Dividend Growth Chart

Payout Ratio

⚠️ The payout ratio indicates how much of earnings are distributed as dividends. A high EPS-based payout ratio of 122.21% suggests the dividend is not fully covered by earnings, which may be unsustainable long-term. However, the 63.51% FCF-based ratio shows better coverage, making dividend payments more reliable from cash flow perspective.

Key Figure Ratio
EPS-based 122.21%
Free cash flow-based 63.51%

Cashflow & Capital Efficiency

🗣️ Cashflow stability and capital efficiency are pivotal for maintaining dividend payouts. Regency’s metrics like Free Cash Flow Yield indicate a solid capability to sustain dividends through operational profits.
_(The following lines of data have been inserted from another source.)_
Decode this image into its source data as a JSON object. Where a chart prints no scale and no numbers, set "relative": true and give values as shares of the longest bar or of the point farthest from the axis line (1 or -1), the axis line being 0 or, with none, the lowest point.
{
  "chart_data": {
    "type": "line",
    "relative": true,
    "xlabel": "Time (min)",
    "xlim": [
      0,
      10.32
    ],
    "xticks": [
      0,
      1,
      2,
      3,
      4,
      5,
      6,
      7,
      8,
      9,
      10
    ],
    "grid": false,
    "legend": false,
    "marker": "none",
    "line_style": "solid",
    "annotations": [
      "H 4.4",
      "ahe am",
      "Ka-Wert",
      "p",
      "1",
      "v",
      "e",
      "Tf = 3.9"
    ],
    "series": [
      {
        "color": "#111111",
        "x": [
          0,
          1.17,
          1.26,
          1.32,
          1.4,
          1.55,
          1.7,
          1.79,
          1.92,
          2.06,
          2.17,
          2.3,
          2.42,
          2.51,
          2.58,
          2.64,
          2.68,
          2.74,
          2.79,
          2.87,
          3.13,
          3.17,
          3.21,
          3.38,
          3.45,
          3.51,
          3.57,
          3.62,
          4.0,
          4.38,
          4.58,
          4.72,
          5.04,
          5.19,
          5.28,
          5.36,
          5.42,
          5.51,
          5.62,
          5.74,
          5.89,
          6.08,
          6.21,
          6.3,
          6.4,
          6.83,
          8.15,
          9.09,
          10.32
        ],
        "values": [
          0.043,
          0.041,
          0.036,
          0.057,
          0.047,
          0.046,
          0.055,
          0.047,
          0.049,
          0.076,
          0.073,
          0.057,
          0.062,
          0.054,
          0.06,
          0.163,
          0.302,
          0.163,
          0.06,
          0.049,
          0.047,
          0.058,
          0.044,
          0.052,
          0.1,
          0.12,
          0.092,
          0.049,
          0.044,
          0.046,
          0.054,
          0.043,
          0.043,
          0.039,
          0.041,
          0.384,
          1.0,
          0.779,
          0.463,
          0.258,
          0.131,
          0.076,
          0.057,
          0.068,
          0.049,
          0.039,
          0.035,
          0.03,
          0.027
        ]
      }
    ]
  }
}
Year Free Cash Flow Yield Earnings Yield Capex to Operating Cash Flow Stock-based Compensation to Revenue Free Cash Flow / Operating Cash Flow Ratio Return on Invested Capital
2022 6.15% 4.50% 0.75% 1.30% 100.7% 8.02%
2023 6.01% 3.04% 27.14% 1.47% 100% 7.25%
2024 5.63% 2.85% 43.45% 1.56% 100% 7.98%

Balance Sheet & Leverage Analysis

📊 Analyzing leverage provides insight into the company’s debt load and financial stability. Regency shows moderate leverage ratios, suggesting controlled debt levels in relation to assets and equity.

Year Debt-to-Equity Debt-to-Assets Debt-to-Capital Net Debt to EBITDA Current Ratio Quick Ratio Financial Leverage
2022 0.704 0.395 0.413 5.17 0.812 1.78
2023 0.682 0.386 0.406 5.61 0.637 1.77
2024 0.746 0.405 0.427 5.28 0.730 1.84

Fundamental Strength & Profitability

🗣️ High returns on equity and assets, alongside robust margins, reflect profitability and operational efficiency, crucial for long-term dividend sustainability.

Year Return on Equity Return on Assets Net Margin EBIT Margin EBITDA Margin Gross Margin R&D to Revenue
2022 7.92% 4.45% 37.99% 40.86% 64.36% 72.78% 0%
2023 5.18% 2.93% 26.61% 37.70% 61.29% 71.18% 0%
2024 5.95% 3.23% 26.63% 37.77% 62.51% 71.19% 0%

Price Development

Stock Price Development

Dividend Scoring System

🧮 Here is an evaluation of Regency’s dividend strength based on various financial metrics:

Category Score Score Bar
Dividend yield 4
Dividend Stability 4
Dividend growth 3
Payout ratio 2
Financial stability 3
Dividend continuity 4
Cashflow Coverage 3
Balance Sheet Quality 3
Total Score: 26/40

Rating

✅ In conclusion, Regency Centers Corporation offers a well-rounded dividend profile suitable for income-focused investors. With a consistent yield and sound financial metrics, the company remains an attractive option, bearing in mind the high EPS payout ratio.